What happens at the inquest?
At the inquest, the coroner’s job is to establish the facts about the death. During an inquest, the coroner may:
- Call individual witnesses to give evidence (for example, police officers, doctors or nurses)
- Ask the family to talk about the deceased (for example, their family life and work)
- Call specialist witnesses to give evidence (such as medical experts).
- The Coroner will ask witnesses and experts further questions in order to establish a full picture of what happened.
- Interested persons will then have an opportunity to ask questions of the witnesses as well.
- In certain circumstances a jury may be present.
Typically, the pathologist will give evidence first. It is usual for Coroners to ask relatives whether they wish to leave the room whilst the post-mortem is read out. The witnesses are invited to present their evidence: this may be by reading a prepared statement or by answering questions.
“The conclusion”: What will happen at the end of the inquest?

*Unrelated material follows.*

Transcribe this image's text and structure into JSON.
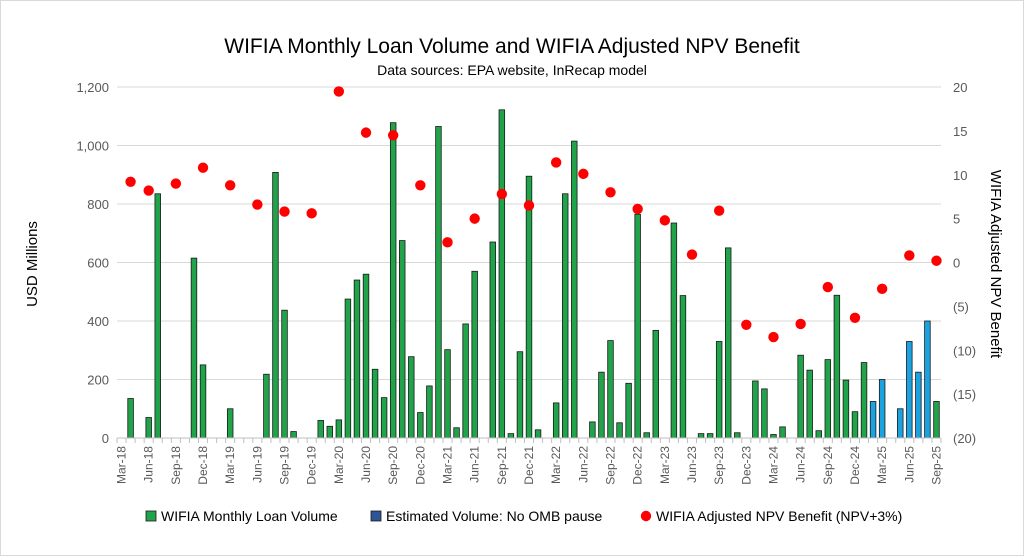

At the end of an inquest, the coroner or jury will deliver a conclusion as to the death of the deceased and the category of death. The conclusion will explain the details of the death. The conclusion will decide from several categories of death the law recognises: -
- Natural causes
- Open verdict
- Disaster which has been the subject of a public inquiry
- Lawful killing
- Industrial disease
Whilst the purpose of the inquest is not to apportion blame, where mistakes have been made, it is part of the purpose of the inquest to identify those mistakes. In appropriate cases, the coroner will make recommendations to ensure that those mistakes are not repeated.
The coroner and the jury, where applicable, can give longer narrative conclusions which can provide more detail in instances where medical mistakes for example have contributed to the death.
After an inquest, the coroner will send the necessary details of the death to the registry of births and deaths.
Inquests are recorded and interested parties are able to request a copy of the recording.
Should I have legal representation for the inquest?
Many families find it enormously helpful to have legal representation, to guide and support them through an “alien” process at what is already a difficult and emotional time in their lives. This is particularly so where they are concerned, for example, about the care that the deceased received and whether this caused or contributed to their death.
Although most coroners will do what they can to assist the person’s family, it can be very difficult for families to ensure an effective investigation into the deceased’s death and participate effectively in an inquest without proper representation.
State bodies including health Trusts will usually be represented by barristers who will ask witnesses questions on their client’s behalf, it can therefore be extremely helpful for families to be represented themselves in circumstances where complex healthcare issues are to be discussed during the inquest.